We do not understand that this view conflicts with the ruling in the case of Smith vs. Brady, 17 JY. Y., above referred to, nor that that case is opposed to the doctrine of recoupment as established in that State by numerous decisions. The issue there was simply whether the Plaintiff had performed his contract, and this issue having been found against him, the Court held that he could not recover. We understand that case to hold a different doctrine from that approved in Hayward vs. Leonard, 7 Pick. 181; Smith vs. The First Congregational Meeting House in Lowell, 8 Pick. 178, and Britton vs. Turner, 6 N. H. 481, and in the opinion of this Court, the rule established in New York is correct. In the case last cited, the Plaintiff had agreed to work for the Defendant one year, and the Defendant was to pay for that labor one hundred and twenty dollars. The Plaintiff abandoned his contract without cause before the year was out. And yet the Court held that he cortld recover as much as the labor was reasonably worth, there being no evidence of any special damages sustained by the Defendant in consequence of the non-performance of the contract.

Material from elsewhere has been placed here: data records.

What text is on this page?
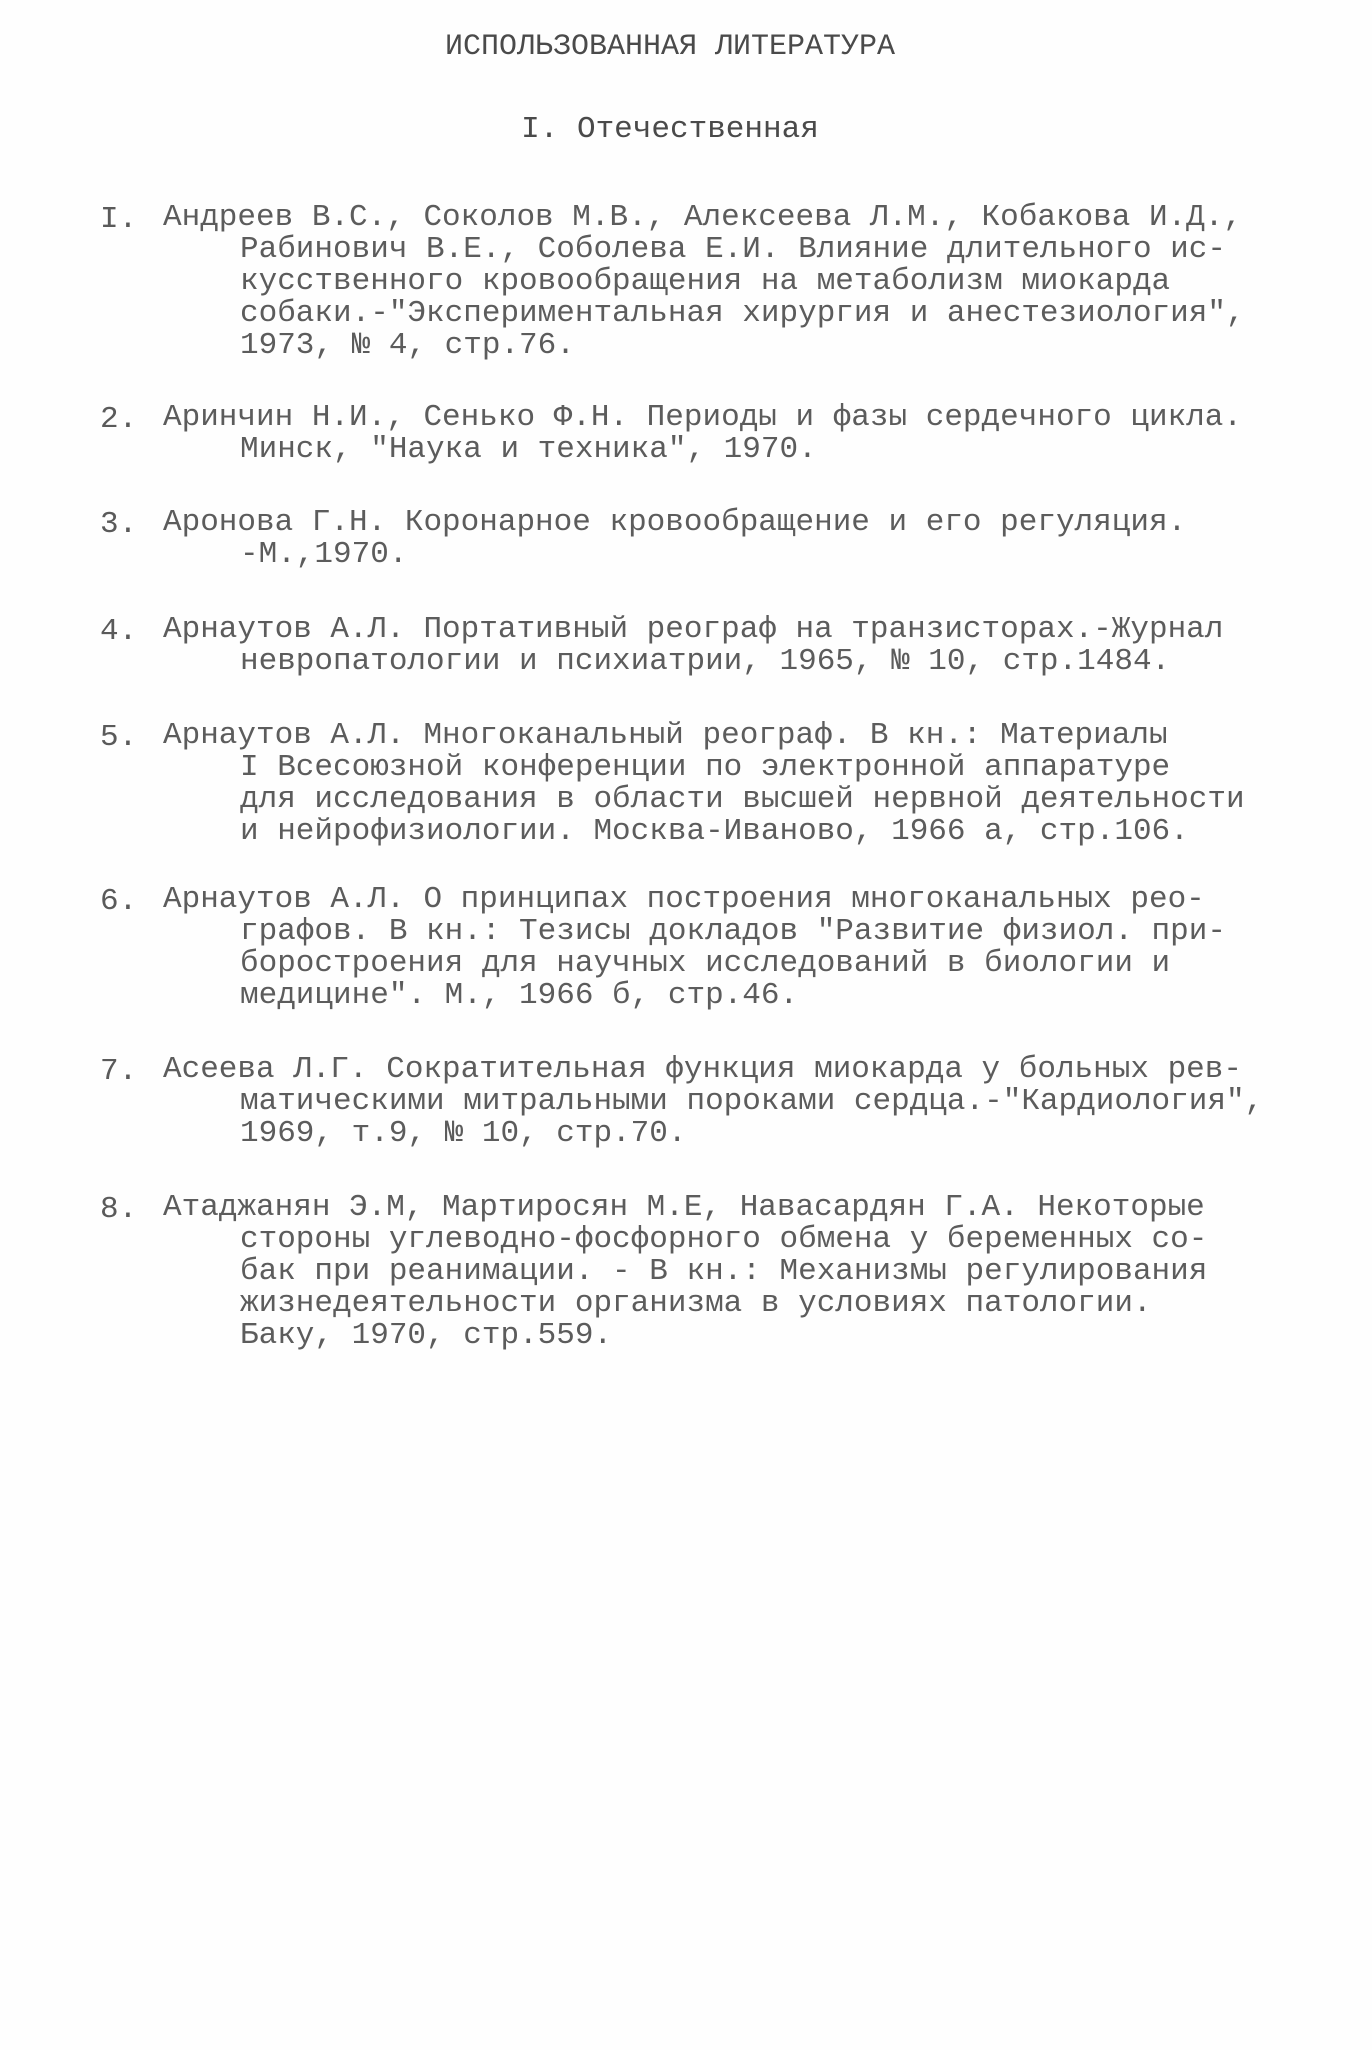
ИСПОЛЬЗОВАННАЯ ЛИТЕРАТУРА
I. Отечественная
I. Андреев В.С., Соколов М.В., Алексеева Л.М., Кобакова И.Д.,
Рабинович В.Е., Соболева Е.И. Влияние длительного ис-
кусственного кровообращения на метаболизм миокарда
собаки.-"Экспериментальная хирургия и анестезиология",
1973, № 4, стр.76.
2. Аринчин Н.И., Сенько Ф.Н. Периоды и фазы сердечного цикла.
Минск, "Наука и техника", 1970.
3. Аронова Г.Н. Коронарное кровообращение и его регуляция.
-М.,1970.
4. Арнаутов А.Л. Портативный реограф на транзисторах.-Журнал
невропатологии и психиатрии, 1965, № 10, стр.1484.
5. Арнаутов А.Л. Многоканальный реограф. В кн.: Материалы
I Всесоюзной конференции по электронной аппаратуре
для исследования в области высшей нервной деятельности
и нейрофизиологии. Москва-Иваново, 1966 а, стр.106.
6. Арнаутов А.Л. О принципах построения многоканальных рео-
графов. В кн.: Тезисы докладов "Развитие физиол. при-
боростроения для научных исследований в биологии и
медицине". М., 1966 б, стр.46.
7. Асеева Л.Г. Сократительная функция миокарда у больных рев-
матическими митральными пороками сердца.-"Кардиология",
1969, т.9, № 10, стр.70.
8. Атаджанян Э.М, Мартиросян М.Е, Навасардян Г.А. Некоторые
стороны углеводно-фосфорного обмена у беременных со-
бак при реанимации. - В кн.: Механизмы регулирования
жизнедеятельности организма в условиях патологии.
Баку, 1970, стр.559.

Such ruling does away entirely with the binding force and obligation of contracts, and practically amounts to the insertion of a clause by the Court, of this import, namely, “that a breach of the contract by either party shall not be regarded, unless the other can prove special damage arising therefrom.” We are unwilling to sanction the growing disregard for the obligation of contracts which has sometimes found countenance, even in Courts of justice. Where a party willfully, or without cause, refuses to complete a contract which he has made, upon the execution of which he has entered, Courts should never interfere to protect him from the consequences of his own wrong. And had the Defendant in this case simply plead non*191performance of the contract on the part of the Plaintiffs, there seems little doubt from the finding of the referee, that he would have been entitled to a verdict in his favor. Under the issue, however, which he has tendered, and the finding of the referee, that there “ remains a balance against the Defendant and in favor of the Plaintiffs of $617.21, being the balance of benefits received by the Defendant, over and above all set-offs in his favor against .the Plaintiffs,” &c., there must be judgment in favor of the Plaintiffs for the above amount found by the referee.